Peu de temps après, Gabrielle d’Estrées reçoit le titre de marquise de Montceaux. En tant que favorite royale, Gabrielle d’Estrées s’achète beaucoup de robes et de bijoux et mène une vie de vraie reine. Le roi lui donne beaucoup de présents et cadeaux, lui achète des terres et domaines tels que châteaux, hôtels.  

En 1597, Gabrielle d’Estrées, est faite duchesse de Beaufort. En 1598, elle donne naissance à son troisième enfant, Alexandre, qui entrera dans les ordres et mourra en 1628. Ce serait aussi sous l’inspiration de Gabrielle, que le roi fait signer un édit de Nantes, permettant aux protestants de faire leur culte en paix et sans crainte. La favorite en titre n’est pas aimée du peuple de Paris à cause de ses folles dépenses.

Gabrielle4

Son grand train de  vie coûte très chers au trésor royal et vide les caisses du royaume. Mais le Le roi, très amoureux ferme les yeux et  décide de l’épouser. Il commence alors à entamer une procédure de divorce avec Marguerite de Valois, la reine Margot.  celle-ci n’accepte pas que «la putain du roi», (comme elle la surnomme), soit  reine de France . Vers cette époque aussi,obeissant au pape Clement VIII  le roi négocie son mariage avec Marie de Médicis, 

 En Janvier 1599, Henri tombe malade et c’est sa maîtresse qui le soigne avec douceur. Finalement, le roi de France décide d’épouser Gabrielle avec ou sans la permission du pape. Durant la semaine sainte, pour plaire à l’Église et espérant que le pape lui accorde la main de Gabrielle, le roi et sa favorite décident de se séparer. Le mariage sera prévu pour la Saint-Quasimodo. La duchesse de Beaufort quitte le roi avec des sinistres présages, pour Paris, alors que celui-ci reste à Fontainebleau. Gabrielle, amatrice d’astrologie, a entendu les gens prédire qu’elle ne dépassera pas ses 28 ans et qu’elle ne verra pas le jour de Pâques. Henri la console et lui dit qu’il ne faut pas prêter attention à ses commérages.  La duchesse de Beaufort est alors enceinte de sept mois.

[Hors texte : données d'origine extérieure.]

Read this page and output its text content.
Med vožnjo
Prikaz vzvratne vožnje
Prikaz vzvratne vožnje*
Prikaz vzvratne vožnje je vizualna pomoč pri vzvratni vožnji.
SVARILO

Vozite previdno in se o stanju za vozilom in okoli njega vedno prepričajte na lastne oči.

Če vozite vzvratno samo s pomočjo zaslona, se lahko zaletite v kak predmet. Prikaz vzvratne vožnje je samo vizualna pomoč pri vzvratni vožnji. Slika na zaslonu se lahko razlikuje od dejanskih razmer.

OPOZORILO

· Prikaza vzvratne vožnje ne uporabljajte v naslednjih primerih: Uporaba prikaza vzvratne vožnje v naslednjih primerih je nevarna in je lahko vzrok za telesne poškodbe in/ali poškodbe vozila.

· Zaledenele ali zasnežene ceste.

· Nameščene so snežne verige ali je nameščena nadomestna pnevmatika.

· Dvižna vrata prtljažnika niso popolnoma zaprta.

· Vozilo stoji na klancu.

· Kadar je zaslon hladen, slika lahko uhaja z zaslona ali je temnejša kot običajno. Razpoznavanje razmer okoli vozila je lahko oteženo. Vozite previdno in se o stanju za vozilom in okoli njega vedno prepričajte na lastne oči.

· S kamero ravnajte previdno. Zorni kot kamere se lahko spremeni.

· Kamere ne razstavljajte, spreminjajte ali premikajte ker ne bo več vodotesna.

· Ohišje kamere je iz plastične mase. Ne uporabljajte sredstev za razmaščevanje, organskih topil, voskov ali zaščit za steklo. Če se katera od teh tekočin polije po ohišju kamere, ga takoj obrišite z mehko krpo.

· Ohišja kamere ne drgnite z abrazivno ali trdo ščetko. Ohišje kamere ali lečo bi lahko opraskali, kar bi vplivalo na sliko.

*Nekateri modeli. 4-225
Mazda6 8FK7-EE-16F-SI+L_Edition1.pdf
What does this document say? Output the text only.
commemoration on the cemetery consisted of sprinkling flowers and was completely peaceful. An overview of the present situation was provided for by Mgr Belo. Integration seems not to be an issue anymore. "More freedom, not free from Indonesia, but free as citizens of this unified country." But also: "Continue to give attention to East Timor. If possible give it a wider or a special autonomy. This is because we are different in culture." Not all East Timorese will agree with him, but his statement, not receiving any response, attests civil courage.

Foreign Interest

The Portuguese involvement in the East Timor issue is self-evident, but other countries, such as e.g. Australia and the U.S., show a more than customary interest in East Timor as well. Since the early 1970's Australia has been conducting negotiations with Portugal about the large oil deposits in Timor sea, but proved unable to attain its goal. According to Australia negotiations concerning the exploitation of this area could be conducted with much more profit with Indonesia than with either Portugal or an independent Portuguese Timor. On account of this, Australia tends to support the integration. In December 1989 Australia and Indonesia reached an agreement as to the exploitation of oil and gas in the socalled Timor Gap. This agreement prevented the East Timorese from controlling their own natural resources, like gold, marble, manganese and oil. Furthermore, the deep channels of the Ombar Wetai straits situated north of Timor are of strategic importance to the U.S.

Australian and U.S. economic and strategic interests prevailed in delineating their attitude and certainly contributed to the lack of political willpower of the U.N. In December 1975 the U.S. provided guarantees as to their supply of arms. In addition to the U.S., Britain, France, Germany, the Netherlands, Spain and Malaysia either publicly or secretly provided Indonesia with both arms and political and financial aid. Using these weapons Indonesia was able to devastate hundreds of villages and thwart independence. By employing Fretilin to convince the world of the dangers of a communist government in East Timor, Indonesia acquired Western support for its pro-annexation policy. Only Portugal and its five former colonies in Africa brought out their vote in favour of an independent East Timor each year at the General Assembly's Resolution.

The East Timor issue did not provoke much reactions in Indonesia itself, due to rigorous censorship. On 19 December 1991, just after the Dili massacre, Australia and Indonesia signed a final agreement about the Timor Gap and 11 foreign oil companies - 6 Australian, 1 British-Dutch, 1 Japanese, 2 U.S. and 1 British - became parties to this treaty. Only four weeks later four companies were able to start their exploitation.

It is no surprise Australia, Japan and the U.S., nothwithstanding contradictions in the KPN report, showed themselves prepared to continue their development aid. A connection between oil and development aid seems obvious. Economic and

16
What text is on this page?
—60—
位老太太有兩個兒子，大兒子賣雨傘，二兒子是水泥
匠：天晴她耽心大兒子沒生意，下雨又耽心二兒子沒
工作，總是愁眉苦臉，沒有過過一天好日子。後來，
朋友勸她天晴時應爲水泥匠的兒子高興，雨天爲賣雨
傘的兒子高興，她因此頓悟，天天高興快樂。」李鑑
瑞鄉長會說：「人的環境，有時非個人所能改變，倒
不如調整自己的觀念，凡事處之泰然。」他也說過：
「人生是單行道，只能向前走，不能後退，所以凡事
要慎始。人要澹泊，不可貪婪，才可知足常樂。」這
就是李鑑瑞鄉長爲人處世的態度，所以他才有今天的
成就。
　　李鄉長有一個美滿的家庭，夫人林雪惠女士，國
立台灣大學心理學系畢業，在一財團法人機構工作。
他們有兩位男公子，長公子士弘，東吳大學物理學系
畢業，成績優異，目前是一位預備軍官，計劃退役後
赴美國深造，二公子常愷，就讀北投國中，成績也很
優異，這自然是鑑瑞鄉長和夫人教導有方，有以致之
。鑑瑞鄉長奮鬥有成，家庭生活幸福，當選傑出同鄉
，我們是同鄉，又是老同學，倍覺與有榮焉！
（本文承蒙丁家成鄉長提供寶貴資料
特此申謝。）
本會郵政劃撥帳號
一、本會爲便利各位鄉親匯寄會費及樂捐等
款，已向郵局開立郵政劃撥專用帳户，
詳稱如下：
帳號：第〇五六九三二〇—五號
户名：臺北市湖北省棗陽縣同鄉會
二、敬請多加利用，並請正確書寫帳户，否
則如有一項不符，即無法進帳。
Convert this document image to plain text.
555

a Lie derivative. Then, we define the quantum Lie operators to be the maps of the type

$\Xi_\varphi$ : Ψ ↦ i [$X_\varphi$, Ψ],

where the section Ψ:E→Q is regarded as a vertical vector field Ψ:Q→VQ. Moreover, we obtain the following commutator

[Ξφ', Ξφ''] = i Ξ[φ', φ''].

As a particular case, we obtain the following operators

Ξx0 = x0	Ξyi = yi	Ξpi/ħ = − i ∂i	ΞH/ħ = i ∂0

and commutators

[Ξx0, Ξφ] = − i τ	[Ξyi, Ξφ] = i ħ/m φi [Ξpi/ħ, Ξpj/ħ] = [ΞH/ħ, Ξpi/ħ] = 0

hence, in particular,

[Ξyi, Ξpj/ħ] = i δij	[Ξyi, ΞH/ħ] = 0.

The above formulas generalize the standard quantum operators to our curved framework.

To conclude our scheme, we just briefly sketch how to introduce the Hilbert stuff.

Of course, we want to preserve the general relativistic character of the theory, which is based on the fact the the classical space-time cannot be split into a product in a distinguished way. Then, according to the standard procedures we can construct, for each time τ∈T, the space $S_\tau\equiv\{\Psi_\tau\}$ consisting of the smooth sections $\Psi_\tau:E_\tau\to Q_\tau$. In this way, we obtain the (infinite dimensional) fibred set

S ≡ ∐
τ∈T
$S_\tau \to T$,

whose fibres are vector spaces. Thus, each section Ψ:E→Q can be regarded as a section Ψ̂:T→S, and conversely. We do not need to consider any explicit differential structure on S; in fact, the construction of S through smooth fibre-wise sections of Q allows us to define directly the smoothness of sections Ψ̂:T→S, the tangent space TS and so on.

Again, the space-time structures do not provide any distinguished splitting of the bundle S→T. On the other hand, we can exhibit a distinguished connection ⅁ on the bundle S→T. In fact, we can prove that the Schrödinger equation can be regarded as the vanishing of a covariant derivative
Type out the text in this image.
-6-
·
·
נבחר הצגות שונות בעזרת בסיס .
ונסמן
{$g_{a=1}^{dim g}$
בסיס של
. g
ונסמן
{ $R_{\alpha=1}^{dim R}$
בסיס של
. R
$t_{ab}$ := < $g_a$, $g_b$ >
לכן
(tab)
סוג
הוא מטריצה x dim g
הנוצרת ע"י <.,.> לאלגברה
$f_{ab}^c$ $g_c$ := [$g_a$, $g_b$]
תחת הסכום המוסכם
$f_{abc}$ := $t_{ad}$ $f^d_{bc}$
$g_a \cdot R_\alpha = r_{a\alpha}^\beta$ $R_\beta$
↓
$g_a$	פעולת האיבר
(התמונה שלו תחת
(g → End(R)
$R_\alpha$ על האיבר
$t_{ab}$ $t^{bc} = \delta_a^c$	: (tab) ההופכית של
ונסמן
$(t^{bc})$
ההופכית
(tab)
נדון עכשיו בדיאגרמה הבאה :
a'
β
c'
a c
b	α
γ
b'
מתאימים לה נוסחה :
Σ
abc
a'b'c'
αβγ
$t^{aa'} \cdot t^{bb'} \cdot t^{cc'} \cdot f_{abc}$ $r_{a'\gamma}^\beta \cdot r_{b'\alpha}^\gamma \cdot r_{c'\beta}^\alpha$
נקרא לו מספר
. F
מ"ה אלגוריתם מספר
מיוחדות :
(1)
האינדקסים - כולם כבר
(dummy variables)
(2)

 Elle part rendre visite à un riche banquier italien, Sébastien Zamet et dîne chez lui. Celui-ci la traite en véritable reine. C’est après avoir bu une citronnade ou une orangeade, que Gabrielle sent les premières convulsions. La duchesse de Beaufort est immédiatement transportée chez sa tante maternelle, Isabelle de Sourdis. Le roi, prévenu, ne va pas voir sa maîtresse, pensant qu’il est encore très tôt. Le 9 Avril, l’état de santé de Gabrielle se dégrade

  Gabrielle rend l’âme le 10 Avril 1599, à huit ou neuf heures du matin, chez sa tante, Isabelle, sans avoir revu le roi.

 Éploré, le roi organise à sa chère Gabrielle des funérailles royales, il porte son deuil et s’habille tout en noir.

 

Suppositions sur une mort mystèrieuse 

La  mort si soudaine de la belle Gabrielle est penchée pour un empoisonnement.Beaucoup de raisons sont avancées

comme la haine des conseillers du roi pour Gabrielle.ils n’approuvaient pas en effet qu’elle devienne la reine de France, l’auraient ils empoisonnée?.

Ou Sébastien Zamet, chez qui elle a passé sa dernière nuit , l’aurait IL fait sous l’instigation des Médicis? ces derniers  souhaitent  voir leur nièce, devenir  reine de France.

On ira même à dire que c’est le roi de France, qui, pensant que son mariage avec sa maîtresse aurait des conséquences néfastes pour la France, se serait débarrassée d’elle, en le faisant assassiner.

Mais bien des siècles plus tard, les médecins feront l’autopsie du corps et concluront qu’elle serait morte d’éclampsie, maladie courante chez les femmes enceintes.